Inspect a backend dump
Drop a database export in to see column shapes, row count, and any malformed rows before loading it elsewhere.
Quickly add a column
Append a status column to a list and fill in a few values without touching a spreadsheet program.
Verify a generated report
Check that a CSV produced by a script looks right, including pagination so large files do not freeze the browser.
Does my CSV get uploaded anywhere?
No. The file is read with FileReader, parsed in memory with SheetJS, and rendered on the page. Nothing leaves your browser, and closing the tab discards everything.

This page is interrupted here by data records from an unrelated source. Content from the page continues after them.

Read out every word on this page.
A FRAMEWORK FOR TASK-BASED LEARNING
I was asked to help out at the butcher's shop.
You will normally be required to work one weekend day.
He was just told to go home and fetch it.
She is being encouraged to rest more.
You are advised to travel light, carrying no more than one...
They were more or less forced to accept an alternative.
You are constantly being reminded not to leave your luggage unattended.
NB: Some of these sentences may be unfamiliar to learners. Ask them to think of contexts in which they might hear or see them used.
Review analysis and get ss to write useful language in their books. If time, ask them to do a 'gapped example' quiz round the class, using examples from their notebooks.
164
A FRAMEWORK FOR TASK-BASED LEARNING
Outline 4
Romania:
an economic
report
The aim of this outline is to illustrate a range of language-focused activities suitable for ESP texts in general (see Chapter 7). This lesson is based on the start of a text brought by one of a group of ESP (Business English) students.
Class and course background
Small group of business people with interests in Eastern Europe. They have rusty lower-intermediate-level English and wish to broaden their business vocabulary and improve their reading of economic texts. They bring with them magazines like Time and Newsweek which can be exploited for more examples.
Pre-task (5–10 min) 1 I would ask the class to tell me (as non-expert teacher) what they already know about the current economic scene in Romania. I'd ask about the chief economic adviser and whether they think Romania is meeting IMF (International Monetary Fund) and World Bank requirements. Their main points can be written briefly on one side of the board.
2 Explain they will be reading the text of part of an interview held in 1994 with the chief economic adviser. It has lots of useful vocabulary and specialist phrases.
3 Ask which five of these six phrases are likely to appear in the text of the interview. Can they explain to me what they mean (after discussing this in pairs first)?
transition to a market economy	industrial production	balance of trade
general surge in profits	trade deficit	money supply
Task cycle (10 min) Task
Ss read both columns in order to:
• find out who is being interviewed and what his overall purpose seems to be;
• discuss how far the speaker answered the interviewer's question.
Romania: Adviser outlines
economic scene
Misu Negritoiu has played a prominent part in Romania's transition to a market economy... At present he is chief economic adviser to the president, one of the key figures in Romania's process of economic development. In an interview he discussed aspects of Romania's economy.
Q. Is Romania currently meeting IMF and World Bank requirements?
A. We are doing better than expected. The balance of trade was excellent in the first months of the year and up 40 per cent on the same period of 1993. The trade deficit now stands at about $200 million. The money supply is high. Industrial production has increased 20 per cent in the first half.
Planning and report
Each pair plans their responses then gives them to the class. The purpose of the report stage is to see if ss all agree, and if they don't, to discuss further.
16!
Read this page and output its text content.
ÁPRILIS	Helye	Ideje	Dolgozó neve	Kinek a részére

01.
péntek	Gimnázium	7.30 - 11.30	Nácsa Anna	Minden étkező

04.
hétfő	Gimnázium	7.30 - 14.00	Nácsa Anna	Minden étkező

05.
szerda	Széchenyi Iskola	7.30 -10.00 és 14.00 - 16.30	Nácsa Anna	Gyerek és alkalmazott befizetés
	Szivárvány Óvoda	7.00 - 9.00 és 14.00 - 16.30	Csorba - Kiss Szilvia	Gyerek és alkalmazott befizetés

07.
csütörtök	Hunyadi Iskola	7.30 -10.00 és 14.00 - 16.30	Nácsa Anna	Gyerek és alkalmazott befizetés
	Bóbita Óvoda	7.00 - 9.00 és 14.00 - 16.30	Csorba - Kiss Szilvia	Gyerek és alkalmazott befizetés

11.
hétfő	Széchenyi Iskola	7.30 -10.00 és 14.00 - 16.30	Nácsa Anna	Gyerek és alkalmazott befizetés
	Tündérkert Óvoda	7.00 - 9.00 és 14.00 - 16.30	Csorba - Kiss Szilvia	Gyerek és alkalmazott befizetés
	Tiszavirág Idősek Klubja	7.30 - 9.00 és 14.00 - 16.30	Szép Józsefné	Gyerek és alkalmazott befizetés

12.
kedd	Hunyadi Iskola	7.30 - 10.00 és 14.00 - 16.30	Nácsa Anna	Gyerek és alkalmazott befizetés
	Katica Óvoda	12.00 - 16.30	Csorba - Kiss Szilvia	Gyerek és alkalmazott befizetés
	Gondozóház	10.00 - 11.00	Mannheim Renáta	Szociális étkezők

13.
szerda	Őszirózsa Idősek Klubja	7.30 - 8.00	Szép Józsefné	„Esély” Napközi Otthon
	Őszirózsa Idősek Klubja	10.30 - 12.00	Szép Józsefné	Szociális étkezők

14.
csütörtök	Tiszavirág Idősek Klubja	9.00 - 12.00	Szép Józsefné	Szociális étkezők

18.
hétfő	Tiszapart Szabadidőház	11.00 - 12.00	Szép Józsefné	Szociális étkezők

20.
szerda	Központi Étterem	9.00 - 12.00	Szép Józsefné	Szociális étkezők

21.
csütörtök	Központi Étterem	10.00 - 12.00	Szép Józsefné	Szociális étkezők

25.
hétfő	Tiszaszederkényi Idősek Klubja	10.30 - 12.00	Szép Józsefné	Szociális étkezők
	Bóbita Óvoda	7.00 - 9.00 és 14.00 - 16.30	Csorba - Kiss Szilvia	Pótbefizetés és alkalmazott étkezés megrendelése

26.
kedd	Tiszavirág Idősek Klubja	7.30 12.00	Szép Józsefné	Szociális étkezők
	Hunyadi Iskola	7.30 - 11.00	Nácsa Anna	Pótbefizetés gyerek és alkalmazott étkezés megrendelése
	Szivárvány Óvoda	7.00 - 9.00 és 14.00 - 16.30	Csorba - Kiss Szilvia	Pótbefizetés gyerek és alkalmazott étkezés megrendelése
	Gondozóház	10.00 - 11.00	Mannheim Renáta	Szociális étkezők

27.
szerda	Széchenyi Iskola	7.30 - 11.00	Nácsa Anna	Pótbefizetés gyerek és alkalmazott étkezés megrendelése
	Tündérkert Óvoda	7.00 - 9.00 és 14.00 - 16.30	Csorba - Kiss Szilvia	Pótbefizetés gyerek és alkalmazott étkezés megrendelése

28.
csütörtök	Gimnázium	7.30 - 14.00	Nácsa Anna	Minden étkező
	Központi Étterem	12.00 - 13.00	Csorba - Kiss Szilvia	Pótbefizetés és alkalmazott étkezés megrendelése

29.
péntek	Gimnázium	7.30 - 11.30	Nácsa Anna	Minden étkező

How big a file can it handle?
Anything up to a few hundred thousand rows works fine on a typical laptop. Rendering is paginated at 100 rows per page so the DOM stays small even for large files. Memory is the only real limit.
Will it handle quoted fields with commas and newlines?
Yes. Parsing goes through SheetJS, which follows RFC 4180 conventions for quoting, escaped double quotes, and embedded newlines. The exporter re-quotes any field that needs it on the way out.
Can I undo an edit?
There is no built-in undo. Edits commit to state on blur. If you need a safety net, export a copy before making changes, or refresh the page and re-open the original file.
What about semicolon-separated or tab-separated files?
SheetJS auto-detects common separators on read. The exporter writes standard comma-separated output. If you need a different separator on output, open the downloaded file in another tool to convert.